Depuis que je fais du théâtre et depuis que j’anime des stages A.F.D.A.S, j’ai tenté, en tant que metteur en scène, de comprendre comment on pouvait diriger un acteur pour l’aider à accoucher d’un rôle, d’un personnage.
Suivant les temps, les courants et les modes d’introspection théâtrale j’ai malgré moi donner priorité à « l’état » réel de l’acteur se substituant au personnage, pour passer brutalement au « texte », rien-que-le-texte, qui devait receler en lui-même toutes les émotions à transmettre. J’ai découvert ensuite que, comme au cinéma, seule « la pensée » de l’acteur dans le silence du plateau pouvait servir de guide au personnage et rendre nécessaire son discours. En outre, mes multiples expériences de one man show m’ont persuadé qu’un comédien entrant en scène se devait avant tout de répondre à l’unique question : « Pourquoi suis-je là ? » « Qu’est-ce que je suis venu dire ? » Bref : « Quelle « situation » suis-je en train de vivre ? »

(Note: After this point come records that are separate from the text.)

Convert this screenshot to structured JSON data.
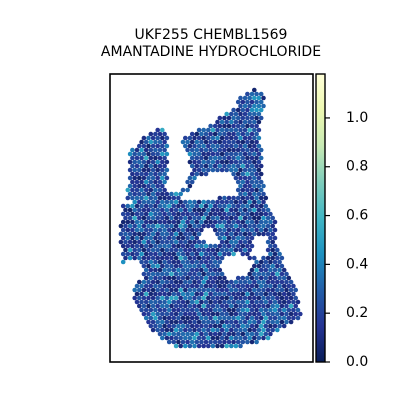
{
  "chart_data": {
    "type": "heatmap",
    "subtype": "hexagonal spatial spot map",
    "title_lines": [
      "UKF255 CHEMBL1569",
      "AMANTADINE HYDROCHLORIDE"
    ],
    "xlabel": "",
    "ylabel": "",
    "axes_ticks_visible": false,
    "grid": false,
    "colormap": "YlGnBu_r",
    "colormap_stops": [
      "#081d58",
      "#253494",
      "#225ea8",
      "#1d91c0",
      "#41b6c4",
      "#7fcdbb",
      "#c7e9b4",
      "#edf8b1",
      "#ffffd9"
    ],
    "colorbar": {
      "position": "right",
      "vmin": 0.0,
      "vmax": 1.18,
      "ticks": [
        0.0,
        0.2,
        0.4,
        0.6,
        0.8,
        1.0
      ],
      "tick_labels": [
        "0.0",
        "0.2",
        "0.4",
        "0.6",
        "0.8",
        "1.0"
      ]
    },
    "value_distribution": {
      "typical_min": 0.05,
      "typical_max": 0.35,
      "sparse_high_max": 0.55,
      "description": "most spots dark navy (about 0.1-0.3) with scattered lighter blue spots up to about 0.5"
    }
  }
}
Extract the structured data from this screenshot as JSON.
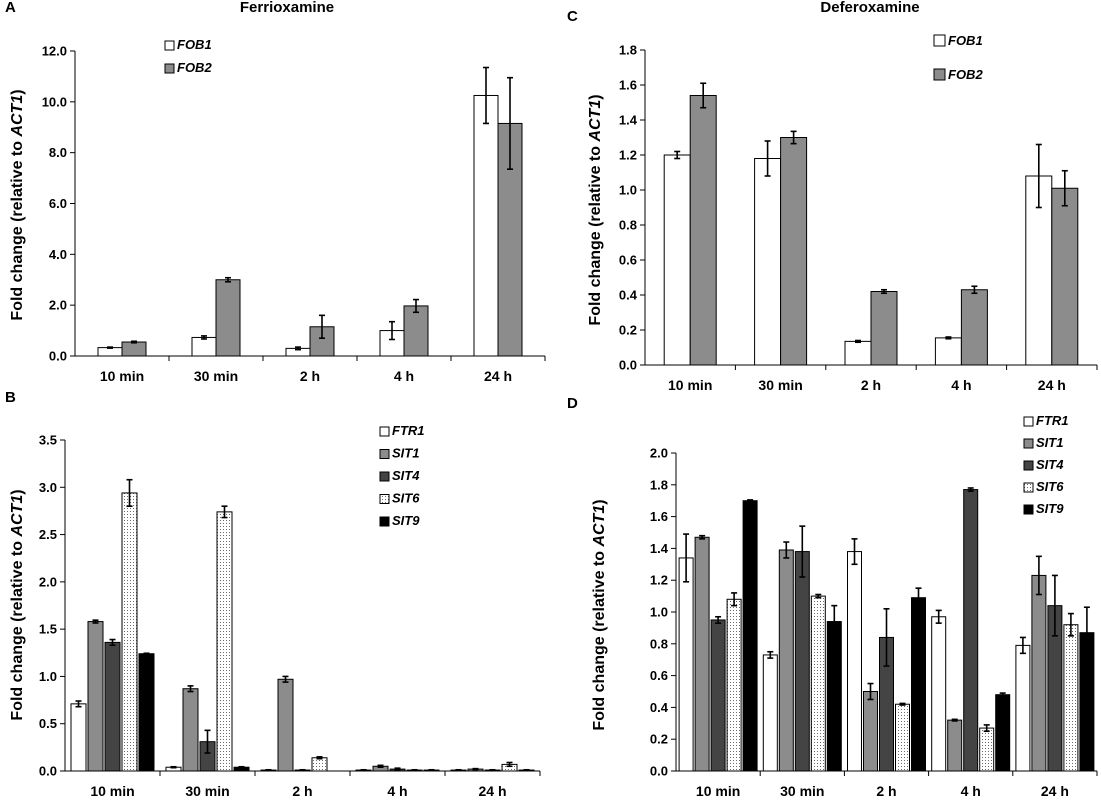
{
  "chart_data": [
    {
      "panel": "A",
      "type": "bar",
      "title": "Ferrioxamine",
      "ylabel": "Fold change (relative to ACT1)",
      "categories": [
        "10 min",
        "30 min",
        "2 h",
        "4 h",
        "24 h"
      ],
      "ylim": [
        0,
        12
      ],
      "yticks": [
        "0.0",
        "2.0",
        "4.0",
        "6.0",
        "8.0",
        "10.0",
        "12.0"
      ],
      "legend": "top-left",
      "series": [
        {
          "name": "FOB1",
          "fill": "white",
          "values": [
            0.33,
            0.73,
            0.3,
            1.0,
            10.25
          ],
          "errors": [
            0.02,
            0.06,
            0.05,
            0.35,
            1.1
          ]
        },
        {
          "name": "FOB2",
          "fill": "gray",
          "values": [
            0.55,
            3.0,
            1.15,
            1.97,
            9.15
          ],
          "errors": [
            0.03,
            0.08,
            0.45,
            0.25,
            1.8
          ]
        }
      ]
    },
    {
      "panel": "C",
      "type": "bar",
      "title": "Deferoxamine",
      "ylabel": "Fold change (relative to ACT1)",
      "categories": [
        "10 min",
        "30 min",
        "2 h",
        "4 h",
        "24 h"
      ],
      "ylim": [
        0,
        1.8
      ],
      "yticks": [
        "0.0",
        "0.2",
        "0.4",
        "0.6",
        "0.8",
        "1.0",
        "1.2",
        "1.4",
        "1.6",
        "1.8"
      ],
      "legend": "top-right",
      "series": [
        {
          "name": "FOB1",
          "fill": "white",
          "values": [
            1.2,
            1.18,
            0.135,
            0.155,
            1.08
          ],
          "errors": [
            0.02,
            0.1,
            0.005,
            0.005,
            0.18
          ]
        },
        {
          "name": "FOB2",
          "fill": "gray",
          "values": [
            1.54,
            1.3,
            0.42,
            0.43,
            1.01
          ],
          "errors": [
            0.07,
            0.035,
            0.01,
            0.02,
            0.1
          ]
        }
      ]
    },
    {
      "panel": "B",
      "type": "bar",
      "ylabel": "Fold change (relative to ACT1)",
      "categories": [
        "10 min",
        "30 min",
        "2 h",
        "4 h",
        "24 h"
      ],
      "ylim": [
        0,
        3.5
      ],
      "yticks": [
        "0.0",
        "0.5",
        "1.0",
        "1.5",
        "2.0",
        "2.5",
        "3.0",
        "3.5"
      ],
      "legend": "top-right",
      "series": [
        {
          "name": "FTR1",
          "fill": "white",
          "values": [
            0.71,
            0.04,
            0.01,
            0.01,
            0.01
          ],
          "errors": [
            0.03,
            0.005,
            0.003,
            0.003,
            0.003
          ]
        },
        {
          "name": "SIT1",
          "fill": "gray",
          "values": [
            1.58,
            0.87,
            0.97,
            0.05,
            0.02
          ],
          "errors": [
            0.015,
            0.03,
            0.03,
            0.01,
            0.005
          ]
        },
        {
          "name": "SIT4",
          "fill": "darkgray",
          "values": [
            1.36,
            0.31,
            0.01,
            0.02,
            0.01
          ],
          "errors": [
            0.03,
            0.12,
            0.003,
            0.01,
            0.003
          ]
        },
        {
          "name": "SIT6",
          "fill": "dotted",
          "values": [
            2.94,
            2.74,
            0.14,
            0.01,
            0.07
          ],
          "errors": [
            0.14,
            0.06,
            0.01,
            0.003,
            0.02
          ]
        },
        {
          "name": "SIT9",
          "fill": "black",
          "values": [
            1.24,
            0.04,
            0.0,
            0.01,
            0.01
          ],
          "errors": [
            0.005,
            0.005,
            0.0,
            0.003,
            0.003
          ]
        }
      ]
    },
    {
      "panel": "D",
      "type": "bar",
      "ylabel": "Fold change (relative to ACT1)",
      "categories": [
        "10 min",
        "30 min",
        "2 h",
        "4 h",
        "24 h"
      ],
      "ylim": [
        0,
        2.0
      ],
      "yticks": [
        "0.0",
        "0.2",
        "0.4",
        "0.6",
        "0.8",
        "1.0",
        "1.2",
        "1.4",
        "1.6",
        "1.8",
        "2.0"
      ],
      "legend": "top-right",
      "series": [
        {
          "name": "FTR1",
          "fill": "white",
          "values": [
            1.34,
            0.73,
            1.38,
            0.97,
            0.79
          ],
          "errors": [
            0.15,
            0.02,
            0.08,
            0.04,
            0.05
          ]
        },
        {
          "name": "SIT1",
          "fill": "gray",
          "values": [
            1.47,
            1.39,
            0.5,
            0.32,
            1.23
          ],
          "errors": [
            0.01,
            0.05,
            0.05,
            0.005,
            0.12
          ]
        },
        {
          "name": "SIT4",
          "fill": "darkgray",
          "values": [
            0.95,
            1.38,
            0.84,
            1.77,
            1.04
          ],
          "errors": [
            0.02,
            0.16,
            0.18,
            0.01,
            0.19
          ]
        },
        {
          "name": "SIT6",
          "fill": "dotted",
          "values": [
            1.08,
            1.1,
            0.42,
            0.27,
            0.92
          ],
          "errors": [
            0.04,
            0.01,
            0.005,
            0.02,
            0.07
          ]
        },
        {
          "name": "SIT9",
          "fill": "black",
          "values": [
            1.7,
            0.94,
            1.09,
            0.48,
            0.87
          ],
          "errors": [
            0.005,
            0.1,
            0.06,
            0.01,
            0.16
          ]
        }
      ]
    }
  ],
  "colors": {
    "white": "#ffffff",
    "gray": "#8c8c8c",
    "darkgray": "#444444",
    "black": "#000000",
    "dotted_bg": "#ffffff",
    "dotted_dot": "#6a6a6a"
  }
}
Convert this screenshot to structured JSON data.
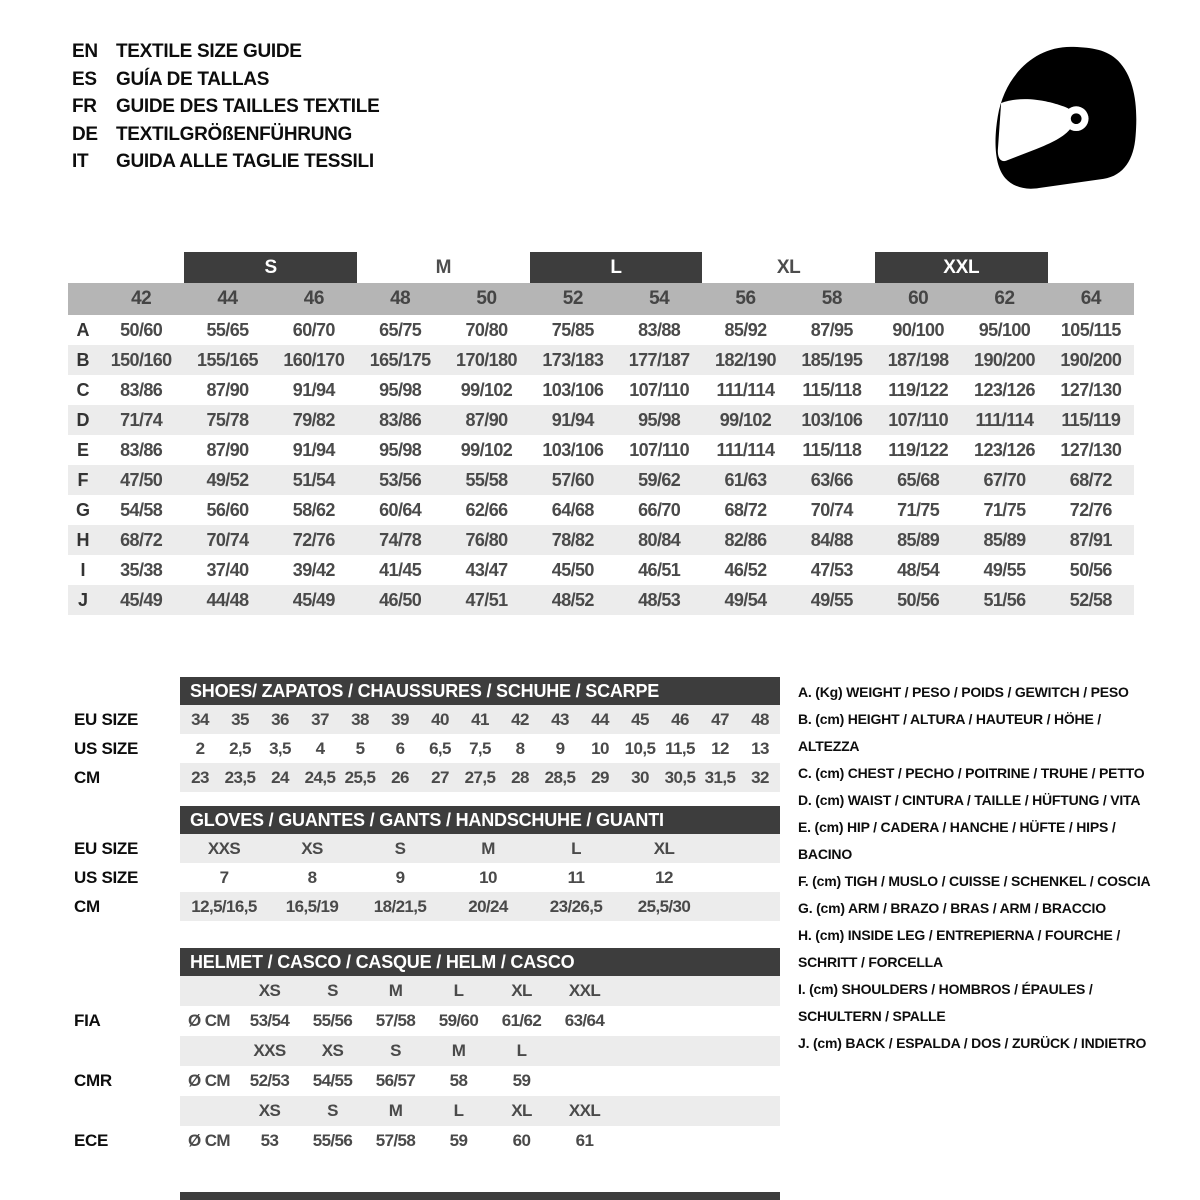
{
  "colors": {
    "bar_dark": "#3d3d3d",
    "numeric_header_gray": "#b5b5b5",
    "row_stripe": "#ececec",
    "table_text": "#4a4a4a",
    "label_text": "#0d0d0d"
  },
  "header": {
    "languages": [
      {
        "code": "EN",
        "title": "TEXTILE SIZE GUIDE"
      },
      {
        "code": "ES",
        "title": "GUÍA DE TALLAS"
      },
      {
        "code": "FR",
        "title": "GUIDE DES TAILLES TEXTILE"
      },
      {
        "code": "DE",
        "title": "TEXTILGRÖßENFÜHRUNG"
      },
      {
        "code": "IT",
        "title": "GUIDA ALLE TAGLIE TESSILI"
      }
    ]
  },
  "main_size_table": {
    "letter_header": [
      {
        "label": "S",
        "boxed": true
      },
      {
        "label": "M",
        "boxed": false
      },
      {
        "label": "L",
        "boxed": true
      },
      {
        "label": "XL",
        "boxed": false
      },
      {
        "label": "XXL",
        "boxed": true
      }
    ],
    "numeric_header": [
      "42",
      "44",
      "46",
      "48",
      "50",
      "52",
      "54",
      "56",
      "58",
      "60",
      "62",
      "64"
    ],
    "rows": [
      {
        "label": "A",
        "values": [
          "50/60",
          "55/65",
          "60/70",
          "65/75",
          "70/80",
          "75/85",
          "83/88",
          "85/92",
          "87/95",
          "90/100",
          "95/100",
          "105/115"
        ]
      },
      {
        "label": "B",
        "values": [
          "150/160",
          "155/165",
          "160/170",
          "165/175",
          "170/180",
          "173/183",
          "177/187",
          "182/190",
          "185/195",
          "187/198",
          "190/200",
          "190/200"
        ]
      },
      {
        "label": "C",
        "values": [
          "83/86",
          "87/90",
          "91/94",
          "95/98",
          "99/102",
          "103/106",
          "107/110",
          "111/114",
          "115/118",
          "119/122",
          "123/126",
          "127/130"
        ]
      },
      {
        "label": "D",
        "values": [
          "71/74",
          "75/78",
          "79/82",
          "83/86",
          "87/90",
          "91/94",
          "95/98",
          "99/102",
          "103/106",
          "107/110",
          "111/114",
          "115/119"
        ]
      },
      {
        "label": "E",
        "values": [
          "83/86",
          "87/90",
          "91/94",
          "95/98",
          "99/102",
          "103/106",
          "107/110",
          "111/114",
          "115/118",
          "119/122",
          "123/126",
          "127/130"
        ]
      },
      {
        "label": "F",
        "values": [
          "47/50",
          "49/52",
          "51/54",
          "53/56",
          "55/58",
          "57/60",
          "59/62",
          "61/63",
          "63/66",
          "65/68",
          "67/70",
          "68/72"
        ]
      },
      {
        "label": "G",
        "values": [
          "54/58",
          "56/60",
          "58/62",
          "60/64",
          "62/66",
          "64/68",
          "66/70",
          "68/72",
          "70/74",
          "71/75",
          "71/75",
          "72/76"
        ]
      },
      {
        "label": "H",
        "values": [
          "68/72",
          "70/74",
          "72/76",
          "74/78",
          "76/80",
          "78/82",
          "80/84",
          "82/86",
          "84/88",
          "85/89",
          "85/89",
          "87/91"
        ]
      },
      {
        "label": "I",
        "values": [
          "35/38",
          "37/40",
          "39/42",
          "41/45",
          "43/47",
          "45/50",
          "46/51",
          "46/52",
          "47/53",
          "48/54",
          "49/55",
          "50/56"
        ]
      },
      {
        "label": "J",
        "values": [
          "45/49",
          "44/48",
          "45/49",
          "46/50",
          "47/51",
          "48/52",
          "48/53",
          "49/54",
          "49/55",
          "50/56",
          "51/56",
          "52/58"
        ]
      }
    ]
  },
  "shoes_table": {
    "title": "SHOES/ ZAPATOS / CHAUSSURES / SCHUHE / SCARPE",
    "rows": [
      {
        "label": "EU SIZE",
        "values": [
          "34",
          "35",
          "36",
          "37",
          "38",
          "39",
          "40",
          "41",
          "42",
          "43",
          "44",
          "45",
          "46",
          "47",
          "48"
        ]
      },
      {
        "label": "US SIZE",
        "values": [
          "2",
          "2,5",
          "3,5",
          "4",
          "5",
          "6",
          "6,5",
          "7,5",
          "8",
          "9",
          "10",
          "10,5",
          "11,5",
          "12",
          "13"
        ]
      },
      {
        "label": "CM",
        "values": [
          "23",
          "23,5",
          "24",
          "24,5",
          "25,5",
          "26",
          "27",
          "27,5",
          "28",
          "28,5",
          "29",
          "30",
          "30,5",
          "31,5",
          "32"
        ]
      }
    ]
  },
  "gloves_table": {
    "title": "GLOVES / GUANTES / GANTS / HANDSCHUHE / GUANTI",
    "rows": [
      {
        "label": "EU SIZE",
        "values": [
          "XXS",
          "XS",
          "S",
          "M",
          "L",
          "XL"
        ]
      },
      {
        "label": "US SIZE",
        "values": [
          "7",
          "8",
          "9",
          "10",
          "11",
          "12"
        ]
      },
      {
        "label": "CM",
        "values": [
          "12,5/16,5",
          "16,5/19",
          "18/21,5",
          "20/24",
          "23/26,5",
          "25,5/30"
        ]
      }
    ]
  },
  "helmet_table": {
    "title": "HELMET / CASCO / CASQUE / HELM / CASCO",
    "diameter_label": "Ø CM",
    "standards": [
      {
        "name": "FIA",
        "sizes": [
          "XS",
          "S",
          "M",
          "L",
          "XL",
          "XXL"
        ],
        "values": [
          "53/54",
          "55/56",
          "57/58",
          "59/60",
          "61/62",
          "63/64"
        ]
      },
      {
        "name": "CMR",
        "sizes": [
          "XXS",
          "XS",
          "S",
          "M",
          "L",
          ""
        ],
        "values": [
          "52/53",
          "54/55",
          "56/57",
          "58",
          "59",
          ""
        ]
      },
      {
        "name": "ECE",
        "sizes": [
          "XS",
          "S",
          "M",
          "L",
          "XL",
          "XXL"
        ],
        "values": [
          "53",
          "55/56",
          "57/58",
          "59",
          "60",
          "61"
        ]
      }
    ]
  },
  "legend": {
    "items": [
      "A. (Kg) WEIGHT / PESO / POIDS / GEWITCH / PESO",
      "B. (cm) HEIGHT / ALTURA / HAUTEUR / HÖHE / ALTEZZA",
      "C. (cm) CHEST / PECHO / POITRINE / TRUHE / PETTO",
      "D. (cm) WAIST / CINTURA / TAILLE / HÜFTUNG / VITA",
      "E. (cm) HIP / CADERA / HANCHE / HÜFTE / HIPS / BACINO",
      "F. (cm) TIGH / MUSLO / CUISSE / SCHENKEL / COSCIA",
      "G. (cm) ARM / BRAZO / BRAS / ARM / BRACCIO",
      "H. (cm) INSIDE LEG / ENTREPIERNA / FOURCHE / SCHRITT / FORCELLA",
      "I. (cm) SHOULDERS / HOMBROS / ÉPAULES / SCHULTERN / SPALLE",
      "J. (cm) BACK / ESPALDA / DOS / ZURÜCK / INDIETRO"
    ]
  }
}
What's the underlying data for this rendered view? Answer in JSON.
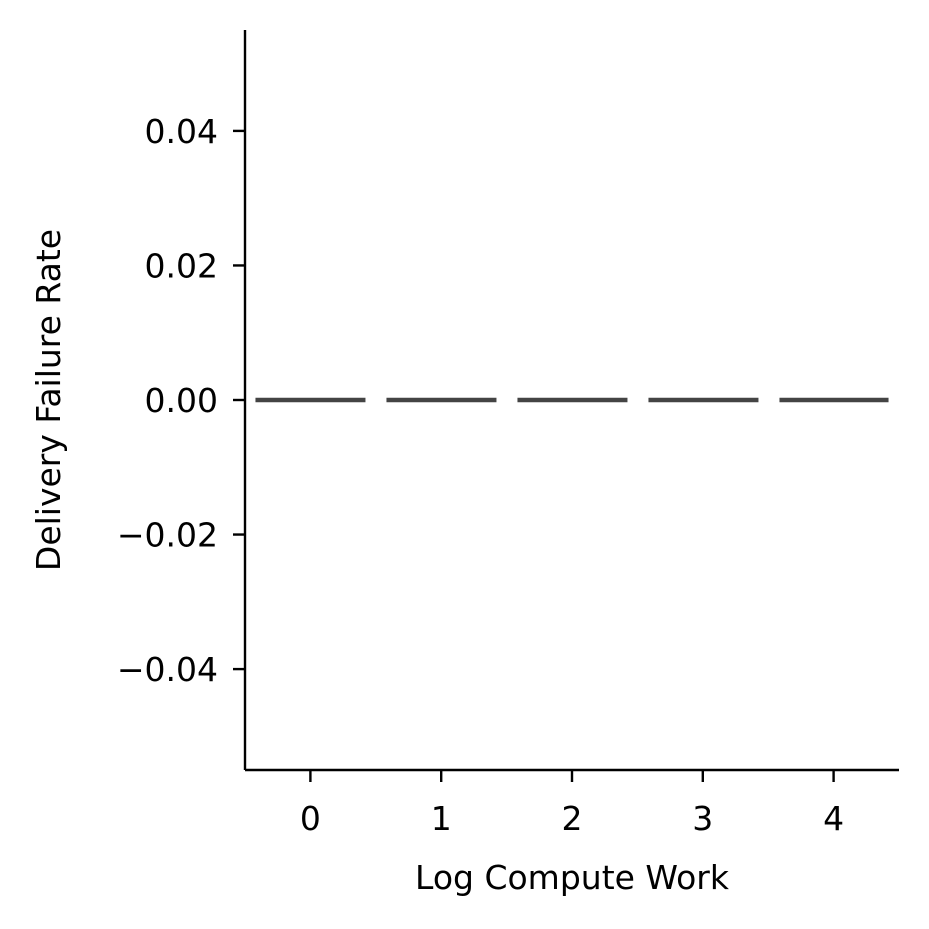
{
  "chart_data": {
    "type": "line",
    "title": "",
    "xlabel": "Log Compute Work",
    "ylabel": "Delivery Failure Rate",
    "x": [
      0,
      1,
      2,
      3,
      4
    ],
    "series": [
      {
        "values": [
          0,
          0,
          0,
          0,
          0
        ],
        "color": "#444444",
        "style": "dashed"
      }
    ],
    "xlim": [
      -0.5,
      4.5
    ],
    "ylim": [
      -0.055,
      0.055
    ],
    "xticks": [
      0,
      1,
      2,
      3,
      4
    ],
    "xtick_labels": [
      "0",
      "1",
      "2",
      "3",
      "4"
    ],
    "yticks": [
      -0.04,
      -0.02,
      0.0,
      0.02,
      0.04
    ],
    "ytick_labels": [
      "−0.04",
      "−0.02",
      "0.00",
      "0.02",
      "0.04"
    ],
    "grid": false,
    "legend": "none"
  }
}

Et bien sûr, c’est avec un état, un texte, une pensée et avant tout une situation que l’on fait du théâtre et le tout émanant de la même chose ; il s’agit, en même temps de jouer et de vivre une situation, les techniques diverses de jeu servant, en même temps, à l’un et à l’autre.
J’ai cherché, avant de proposer un nouveau stage, des textes et un auteur qui permettraient une synthèse de mes préoccupations de metteur en scène et de formateur et reste persuadé que « Paroles » de Prévert est un support idéal pour faire du théâtre de formation. Le discours s’articule encore comme un texte classique et peut permettre de peaufiner sa diction; la pensée de l’auteur est claire, vive et sensible et peut facilement générer des états; enfin, la vie même de Prévert, dans ses multiples expériences pourra inspirer des situations et des objectifs engendrant à l’envi les sinuosités du texte.
Décidément, ne serait-ce que pour aller, une fois encore, à « La pêche à la baleine », j’ai choisi de faire un stage Prévert.
Philippe FERRAN.

 

INTERVENANT
Auteur, scénariste, compositeur, pianiste, technicien de cinéma, Philippe FERRAN est avant tout metteur en scène de théâtre.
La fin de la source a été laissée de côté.